Analyse Trinko : le vin italien conquiert le monde mais les cartes des restaurants restent locales

Un vin de plus en plus mondial

Le vin italien avance à toute vitesse sur la scène internationale, mais quelque chose d'étonnant se produit à l'intérieur même du pays. Les exportations frôlent des records historiques, pourtant les cartes des vins dans les restaurants restent profondément ancrées dans leur territoire. Un contraste saisissant, qui révèle beaucoup sur la relation entre gastronomie, tradition et marché.

Ces dernières années, le vin italien a considérablement renforcé sa présence sur les marchés étrangers. D'après les données de l'Observatoire Uiv‑Ismea, les exportations ont dépassé 8 milliards d'euros par an. Un résultat qui confirme l'Italie parmi les acteurs majeurs du commerce vinicole mondial.

Ce succès repose sur la diversité des cépages, la qualité croissante des productions et la capacité des domaines à se faire connaître à l'étranger. Mais cet élan mondial ne trouve pas le même écho dans la restauration intérieure.

Des cartes des vins encore très régionales

Une récente analyse de Trinko met en lumière un constat sans ambiguïté.
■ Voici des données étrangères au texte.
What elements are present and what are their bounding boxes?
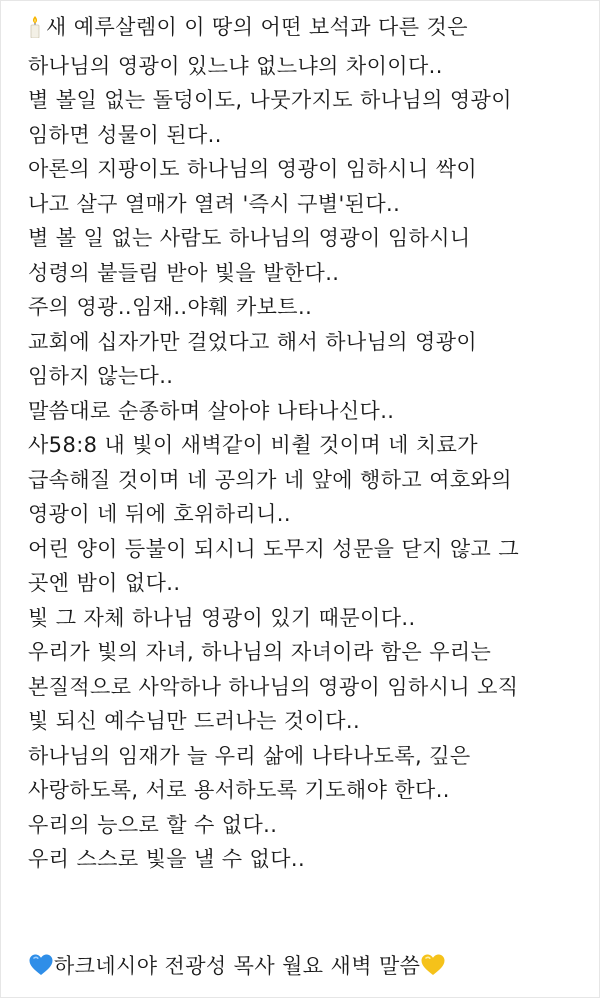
blue-heart-icon [28,953,54,985]
candle-icon [28,14,42,49]
note-line-19: 우리가 빛의 자녀, 하나님의 자녀이라 함은 우리는 [28,640,492,664]
note-line-7: 별 볼 일 없는 사람도 하나님의 영광이 임하시니 [28,226,471,250]
note-line-6: 나고 살구 열매가 열려 '즉시 구별'된다.. [28,191,401,216]
note-line-13: 사58:8 내 빛이 새벽같이 비췰 것이며 네 치료가 [28,433,478,457]
signature-line [28,951,446,985]
sermon-note [28,10,588,877]
note-line-20: 본질적으로 사악하나 하나님의 영광이 임하시니 오직 [28,674,519,699]
note-line-5: 아론의 지팡이도 하나님의 영광이 임하시니 싹이 [28,157,478,181]
signature-text: 하크네시야 전광성 목사 월요 새벽 말씀 [54,954,421,978]
note-line-3: 별 볼일 없는 돌덩이도, 나뭇가지도 하나님의 영광이 [28,88,512,112]
note-line-25: 우리 스스로 빛을 낼 수 없다.. [28,847,306,871]
note-line-15: 영광이 네 뒤에 호위하리니.. [28,502,291,526]
note-line-14: 급속해질 것이며 네 공의가 네 앞에 행하고 여호와의 [28,467,512,492]
note-line-8: 성령의 붙들림 받아 빛을 발한다.. [28,260,340,285]
yellow-heart-icon [420,953,446,985]
note-line-10: 교회에 십자가만 걸었다고 해서 하나님의 영광이 [28,329,478,354]
note-line-16: 어린 양이 등불이 되시니 도무지 성문을 닫지 않고 그 [28,536,520,561]
note-line-24: 우리의 능으로 할 수 없다.. [28,812,278,837]
note-line-1: 새 예루살렘이 이 땅의 어떤 보석과 다른 것은 [28,10,588,49]
note-line-23: 사랑하도록, 서로 용서하도록 기도해야 한다.. [28,778,450,802]
note-line-12: 말씀대로 순종하며 살아야 나타나신다.. [28,398,395,423]
note-line-21: 빛 되신 예수님만 드러나는 것이다.. [28,709,361,733]
note-line-18: 빛 그 자체 하나님 영광이 있기 때문이다.. [28,605,416,630]
note-line-17: 곳엔 밤이 없다.. [28,571,181,595]
note-line-2: 하나님의 영광이 있느냐 없느냐의 차이이다.. [28,53,443,78]
note-line-4: 임하면 성물이 된다.. [28,122,222,147]
note-line-11: 임하지 않는다.. [28,364,174,388]
note-line-9: 주의 영광..임재..야훼 카보트.. [28,295,313,319]
note-line-22: 하나님의 임재가 늘 우리 삶에 나타나도록, 깊은 [28,743,471,768]
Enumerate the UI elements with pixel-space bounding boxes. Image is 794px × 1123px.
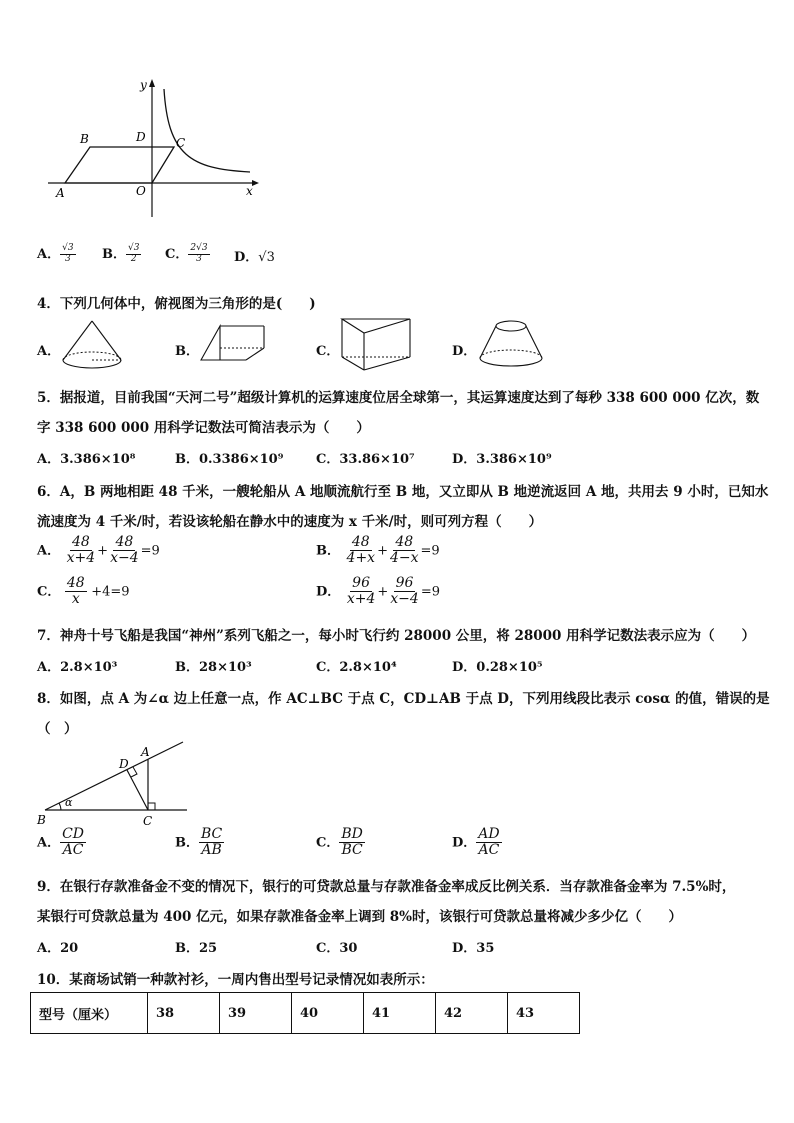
- q6-stem-line2: 流速度为 4 千米/时，若设该轮船在静水中的速度为 x 千米/时，则可列方程（ ）: [37, 514, 543, 530]
- q5-stem-line2: 字 338 600 000 用科学记数法可简洁表示为（ ）: [37, 420, 370, 436]
- q7-option-a[interactable]: A．2.8×10³: [37, 660, 118, 675]
- table-cell: 39: [220, 993, 292, 1034]
- label-b: B: [80, 132, 89, 146]
- q8-option-a[interactable]: A． $\frac{CD}{AC}$: [37, 826, 85, 859]
- q4-option-b[interactable]: B．: [175, 344, 199, 359]
- label-a: A: [141, 745, 150, 759]
- x-arrow: [252, 180, 259, 186]
- q8-option-d[interactable]: D． $\frac{AD}{AC}$: [452, 826, 500, 859]
- q4-stem: 4．下列几何体中，俯视图为三角形的是( ): [37, 296, 316, 312]
- q6-option-b[interactable]: B． $\frac{48}{4+x}$ + $\frac{48}{4-x}$ =9: [316, 534, 440, 567]
- label-d: D: [119, 757, 129, 771]
- q8-option-c[interactable]: C． $\frac{BD}{BC}$: [316, 826, 363, 859]
- q8-stem-line1: 8．如图，点 A 为∠α 边上任意一点，作 AC⊥BC 于点 C，CD⊥AB 于点 D，下列用线段比表示 cosα 的值，错误的是: [37, 691, 770, 707]
- label-y: y: [140, 78, 147, 92]
- label-x: x: [246, 184, 253, 198]
- label-c: C: [176, 136, 186, 150]
- q5-option-b[interactable]: B．0.3386×10⁹: [175, 452, 284, 467]
- label-a: A: [56, 186, 65, 200]
- parallelogram-abcd: [65, 147, 174, 183]
- q4-option-a[interactable]: A．: [37, 344, 61, 359]
- q9-stem-line1: 9．在银行存款准备金不变的情况下，银行的可贷款总量与存款准备金率成反比例关系．当存款准备金率为 7.5%时，: [37, 879, 736, 895]
- q9-option-b[interactable]: B．25: [175, 941, 218, 956]
- q6-option-d[interactable]: D． $\frac{96}{x+4}$ + $\frac{96}{x-4}$ =9: [316, 575, 440, 608]
- label-c: C: [143, 814, 153, 828]
- q4-option-d[interactable]: D．: [452, 344, 477, 359]
- right-angle-c: [148, 803, 155, 810]
- q5-option-d[interactable]: D．3.386×10⁹: [452, 452, 552, 467]
- table-row: [31, 993, 580, 1034]
- angle-arc: [59, 803, 61, 810]
- y-arrow: [149, 79, 155, 87]
- q9-option-a[interactable]: A．20: [37, 941, 79, 956]
- q3-option-b[interactable]: B． $\frac{√3}{2}$: [102, 243, 140, 264]
- label-o: O: [136, 184, 146, 198]
- q3-option-d[interactable]: D．√3: [234, 250, 275, 265]
- table-cell: 40: [292, 993, 364, 1034]
- table-cell: 42: [436, 993, 508, 1034]
- q3-option-c[interactable]: C． $\frac{2√3}{3}$: [165, 243, 208, 264]
- q5-option-c[interactable]: C．33.86×10⁷: [316, 452, 415, 467]
- cone-icon: [60, 318, 125, 373]
- frustum-icon: [476, 318, 546, 370]
- q5-stem-line1: 5．据报道，目前我国“天河二号”超级计算机的运算速度位居全球第一，其运算速度达到了每秒 338 600 000 亿次，数: [37, 390, 760, 406]
- table-header-cell: 型号（厘米）: [31, 993, 148, 1034]
- q8-option-b[interactable]: B． $\frac{BC}{AB}$: [175, 826, 223, 859]
- q5-option-a[interactable]: A．3.386×10⁸: [37, 452, 136, 467]
- q7-option-c[interactable]: C．2.8×10⁴: [316, 660, 397, 675]
- table-cell: 43: [508, 993, 580, 1034]
- q6-stem-line1: 6．A，B 两地相距 48 千米，一艘轮船从 A 地顺流航行至 B 地，又立即从 B 地逆流返回 A 地，共用去 9 小时，已知水: [37, 484, 769, 500]
- q8-figure: [35, 740, 195, 828]
- q9-option-d[interactable]: D．35: [452, 941, 495, 956]
- triangular-prism-upright-icon: [338, 315, 414, 373]
- q8-stem-line2: （ ）: [37, 721, 78, 737]
- q4-option-c[interactable]: C．: [316, 344, 340, 359]
- q6-option-a[interactable]: A． $\frac{48}{x+4}$ + $\frac{48}{x-4}$ =9: [37, 534, 160, 567]
- segment-cd: [127, 770, 148, 810]
- size-table: [30, 992, 580, 1034]
- table-cell: 38: [148, 993, 220, 1034]
- hyperbola-curve: [164, 89, 250, 172]
- q6-option-c[interactable]: C． $\frac{48}{x}$ +4=9: [37, 575, 130, 608]
- q7-stem: 7．神舟十号飞船是我国“神州”系列飞船之一，每小时飞行约 28000 公里，将 28000 用科学记数法表示应为（ ）: [37, 628, 756, 644]
- q9-stem-line2: 某银行可贷款总量为 400 亿元，如果存款准备金率上调到 8%时，该银行可贷款总量将减少多少亿（ ）: [37, 909, 682, 925]
- q7-option-d[interactable]: D．0.28×10⁵: [452, 660, 543, 675]
- triangular-prism-side-icon: [198, 322, 268, 364]
- q10-stem: 10．某商场试销一种款衬衫，一周内售出型号记录情况如表所示：: [37, 972, 434, 988]
- q7-option-b[interactable]: B．28×10³: [175, 660, 252, 675]
- label-b: B: [37, 813, 46, 827]
- table-cell: 41: [364, 993, 436, 1034]
- q9-option-c[interactable]: C．30: [316, 941, 358, 956]
- label-d: D: [136, 130, 146, 144]
- q3-figure: [40, 75, 270, 220]
- right-angle-d: [131, 767, 137, 777]
- label-alpha: α: [65, 796, 73, 809]
- q3-option-a[interactable]: A． $\frac{√3}{3}$: [37, 243, 74, 264]
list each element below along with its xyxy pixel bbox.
Entre 70 % et 75 % des étiquettes présentes sur les cartes des restaurants italiens proviennent de la même région que l'établissement.

L'explication est assez directe. Les restaurateurs recherchent une cohérence entre leur cuisine et leur terroir. Par ailleurs, la relation directe avec les producteurs locaux facilite des choix plus immédiats et rassurants.

Comme l'explique Matteo Pelladoni, CTO et co-fondateur de Trinko, « le vin italien est de plus en plus mondial dans sa production et son export, mais dans les cartes des restaurants, une forte dimension territoriale continue de prévaloir ». Une force culturelle indéniable, qui peut néanmoins devenir un frein pour les domaines souhaitant s'étendre au-delà de leur zone géographique.

Un secteur Horeca fragmenté mais décisif

La restauration joue un rôle central dans le marché du vin en Italie. Le canal Horeca représente 55 à 60 % de la valeur globale du secteur, malgré des volumes inférieurs à ceux de la grande distribution.

L'écosystème demeure toutefois très morcelé. On compte en Italie environ 460 000 entreprises entre restaurants, bars et hébergements touristiques. Seulement 65 % d'entre elles disposent d'une carte des vins véritablement structurée. Dans un contexte aussi dispersé, intégrer le circuit de la restauration représente un véritable défi pour de nombreux domaines, surtout les petites et moyennes structures.

Comment les habitudes des consommateurs évoluent

Ces dernières années, le public a lui aussi modifié ses comportements. Selon Trinko, 19 % des Italiens ont réduit la fréquence de leurs sorties au restaurant. Mais ceux qui continuent à fréquenter les établissements exigent désormais davantage de qualité.

Le chiffre le plus révélateur concerne les choix à table. 66 % des consommateurs préfèrent commander un seul verre de vin de qualité plutôt qu'une bouteille d'entrée de gamme. Cette tendance pousse de nombreux établissements à réorganiser leur carte et à investir dans le service au verre.

Quand le numérique ouvre de nouvelles perspectives

La transformation du secteur ne se joue pas uniquement du côté de la demande — les outils disponibles jouent eux aussi un rôle déterminant. Parmi les solutions émergentes figure Trinko, une plateforme conçue pour mettre en relation restaurants, bars, caves et hôtels avec les producteurs de vin.

Le système permet de découvrir de nouvelles étiquettes et d'établir des relations commerciales de façon simple et transparente. Une aide concrète, notamment pour les acteurs qui n'ont pas accès aux grands circuits de distribution traditionnels.

Un équilibre encore à construire

L'Italie vit donc un paradoxe fascinant. D'un côté, son vin conquiert le monde entier. De l'autre, la restauration reste fidèle à ses racines locales. Cet équilibre est précieux, mais il exige de nouveaux outils pour permettre aux domaines de se faire connaître bien au-delà de leurs frontières régionales.

L'avenir pourrait passer par un dialogue plus ouvert entre producteurs et restaurateurs — un échange qui unit tradition, innovation et la volonté commune d'offrir aux clients des expériences toujours plus soignées.